Legendary doom metal/stoner rock lifer SCOTT “WINO” WEINRICH lays some typically heavy thoughts about politics, music, hallucinogens and life on Joshua Sindell.

Photo by Brian Liu

(originally published in Arthur No. 9, March 2004)


For a musician whose music has earned him such respect from his peers, the elusive, grim-faced figure known as Scott “Wino” Weinrich has always existed in a zone far apart from even the darkest cult spectrum of rock’s unsung heroes.

Wino grew up around the Washington D.C. area, and became well-known among the hardcore-punk-loving kids in the early ’80s as “that amazing guitarist” for Warhorse, a local metal band, later to be known as the Obsessed.

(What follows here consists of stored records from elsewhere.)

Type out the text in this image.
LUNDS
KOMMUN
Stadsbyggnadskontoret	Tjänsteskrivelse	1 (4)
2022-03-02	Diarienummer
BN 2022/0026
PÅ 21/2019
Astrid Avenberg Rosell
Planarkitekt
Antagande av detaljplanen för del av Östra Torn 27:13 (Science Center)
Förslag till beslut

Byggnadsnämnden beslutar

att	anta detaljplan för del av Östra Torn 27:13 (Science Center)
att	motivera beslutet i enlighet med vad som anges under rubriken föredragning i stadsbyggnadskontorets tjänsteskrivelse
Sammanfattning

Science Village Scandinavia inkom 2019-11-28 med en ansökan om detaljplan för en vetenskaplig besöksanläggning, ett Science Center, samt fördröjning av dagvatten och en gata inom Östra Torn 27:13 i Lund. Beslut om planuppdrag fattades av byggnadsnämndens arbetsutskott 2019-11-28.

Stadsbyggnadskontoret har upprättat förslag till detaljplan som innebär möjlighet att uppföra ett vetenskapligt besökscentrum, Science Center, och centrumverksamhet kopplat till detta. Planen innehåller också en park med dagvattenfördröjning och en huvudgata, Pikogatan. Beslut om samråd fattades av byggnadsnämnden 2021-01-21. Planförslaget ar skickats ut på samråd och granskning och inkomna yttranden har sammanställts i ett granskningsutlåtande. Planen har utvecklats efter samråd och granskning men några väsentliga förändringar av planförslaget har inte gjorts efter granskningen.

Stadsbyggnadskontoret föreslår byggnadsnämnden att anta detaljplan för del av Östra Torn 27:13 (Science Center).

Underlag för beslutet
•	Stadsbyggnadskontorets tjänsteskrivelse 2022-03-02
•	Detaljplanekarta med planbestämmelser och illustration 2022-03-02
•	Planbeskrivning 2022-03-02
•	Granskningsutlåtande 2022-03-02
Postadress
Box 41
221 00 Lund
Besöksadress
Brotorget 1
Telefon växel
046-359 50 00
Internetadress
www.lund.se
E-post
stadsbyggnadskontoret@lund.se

Wino stood out in any crowd, not only from his formidable rep as a musician, but because he was an imposing, long-haired, denim ’n’ leather-wearing dude who, appearances aside, expressed solidarity with the burgeoning D.C. punk scene, led by such bands as Minor Threat and Bad Brains. In return, Obsessed shows were routinely filled with short-haired fans who wouldn’t have been caught dead at an Iron Maiden or Judas Priest concert. Black Flag’s Henry Rollins, Fugazi’s Ian MacKaye and Nirvana’s Dave Grohl were diehard Obsessed fans, reverently viewing Wino out of a sense of awe and fear in equal measures. “Wino plays guitar with that up-all-night-drinking-Clorox sound,” Rollins once said admiringly.

In 1985, Wino accepted an invitation to sing for Californian stoner-rock forefathers Saint Vitus. They were his sole focus of musical attention for the rest of the decade as the band released several albums and EPs on SST Records, home to so many of the ’80s’ best bands. Joe Carducci, author of Rock and the Pop Narcotic, and Vitus’s SST producer, explained the appeal thus: “What I hear in Wino is a natural who’s not like other musicians. He always has a trailing shimmer on all of his playing, and when he is just doing downstrokes to mark the rhythm, he’s shaping that as well—dragging the rhythm from the guitar.”